Die Grafen von Oettingen stifteten um die Mitte des 13. Jahrhunderts in Kleinerdlingen bei Nördlingen eine Kommende, wo 1273 ein Komtur genannt wird. Das Haus hatte das Patronatsrecht über mehrere Pfarrkirchen.

Im Herzogtum Bayern konnte sich der Orden zunächst nicht ansiedeln. Nur in der freien Stadt Regensburg entstand in der Mitte des 13. Jahrhunderts die Kommende St. Leonhard, für die 1276 ein Komtur belegt ist. Im 14. Jahrhundert wurde das Haus mit der ehemaligen Templerkommende Altmühlmünster (Gde. Riedenburg, Lkr.
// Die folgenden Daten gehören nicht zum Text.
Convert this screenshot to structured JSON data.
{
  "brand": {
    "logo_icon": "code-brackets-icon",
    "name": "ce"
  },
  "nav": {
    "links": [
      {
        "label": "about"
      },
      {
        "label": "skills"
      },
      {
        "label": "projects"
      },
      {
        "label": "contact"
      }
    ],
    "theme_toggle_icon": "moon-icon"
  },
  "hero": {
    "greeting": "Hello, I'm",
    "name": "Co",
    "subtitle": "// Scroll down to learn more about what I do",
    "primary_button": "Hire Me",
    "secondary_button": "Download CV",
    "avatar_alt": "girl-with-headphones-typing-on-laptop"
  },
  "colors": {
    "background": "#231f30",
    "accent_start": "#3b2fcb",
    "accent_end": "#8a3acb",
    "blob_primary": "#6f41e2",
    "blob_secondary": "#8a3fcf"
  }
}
Kelheim) vereinigt, blieb aber Sitz des Komturs. Mit der dortigen Kommende besaß der Orden die Landstandschaft im Herzogtum Bayern. Seit der Mitte des 15. Jahrhunderts betreuten Priesterbrüder das Haus in Regensburg.

Krisenzeit im Spätmittelalter

Nach der Aufbauphase des 13. Jahrhunderts zeigten sich Verfallserscheinungen. Der Würzburger Komtur Johannes von Grumbach begründete 1322 den Verkauf des ehemaligen Templerhauses Moosbrunn (Moritzbrunn, Gde. Adelschlag, Lkr. Eichstätt), in dessen Besitz die Johanniter nach der Aufhebung dieses Ordens 1312 gelangt waren, mit der wirtschaftlichen Notlage des Johanniterordens in Franken. Er handelte dabei stellvertretend für den Johanniterprior in Deutschland und in Gemeinschaft mit den Komturen von Rothenburg, Reichardsroth, Mergentheim, Schwäbisch Hall und Kleinerdligen, die den Orden in Franken repräsentierten.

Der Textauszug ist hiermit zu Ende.